3 DONE Basic reads of netcdf files with NCDatasets package from normal filesystem
using Pkg Pkg.add("NCDatasets") using NCDatasets ds = NCDataset("path the netcdf file") # quick list of variables available in netcdf file for (varname, var) in ds @show (varname, size(var)) end # lazy load attributes of variable "var" but without loading data var = ds["varname"] # using "varname" generically, not as variable from previous block # actually loads data for var. Second set of brackets can set chunk boundaries and strides var = ds["varname"][:,:]
4 TODO Basic timed read of 100-400 CHIRP files from S3
- Make list of files/buckets and loop over them to read aggregating time to do so(?)
- read in list of CHIRP files via readir() (?) and loop over this
- this is what we need in longer term for actual work. Will require understanding authentication/authorization key aging and how to re-authorize programmatically (see S3 bullet below)

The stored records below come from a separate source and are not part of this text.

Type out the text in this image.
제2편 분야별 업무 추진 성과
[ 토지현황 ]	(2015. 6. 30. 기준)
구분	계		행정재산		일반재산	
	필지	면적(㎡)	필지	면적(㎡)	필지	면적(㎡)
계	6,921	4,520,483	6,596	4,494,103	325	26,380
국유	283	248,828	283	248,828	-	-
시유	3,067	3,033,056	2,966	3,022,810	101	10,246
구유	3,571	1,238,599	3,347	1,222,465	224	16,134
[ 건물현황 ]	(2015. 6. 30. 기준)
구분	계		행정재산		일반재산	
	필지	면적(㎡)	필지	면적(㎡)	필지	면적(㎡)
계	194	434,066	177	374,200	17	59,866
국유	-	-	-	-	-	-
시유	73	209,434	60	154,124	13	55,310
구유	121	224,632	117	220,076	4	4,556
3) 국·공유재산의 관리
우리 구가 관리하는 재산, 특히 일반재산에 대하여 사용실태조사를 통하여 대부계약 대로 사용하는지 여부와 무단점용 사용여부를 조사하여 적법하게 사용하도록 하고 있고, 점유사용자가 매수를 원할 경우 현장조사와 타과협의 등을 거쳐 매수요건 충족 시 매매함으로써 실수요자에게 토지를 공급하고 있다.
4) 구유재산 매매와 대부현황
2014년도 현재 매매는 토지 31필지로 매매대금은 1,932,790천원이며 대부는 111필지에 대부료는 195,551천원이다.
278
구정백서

5 TODO Timed read of rtp related variables from 100-400 CHIRP files
- offshoot of code from previous bullet, just add reading some variables into arrays while timing
6 TODO Figure out S3 access and ongoing authentication with AWS.jl and AWSS3.jl
7 TODO (Ongoing) start setting up both AWS and julia on both AWS and UMBC to be more turnkey
- customize julia environment and put on github
- set up AWS environment template(s) for spinning up nodes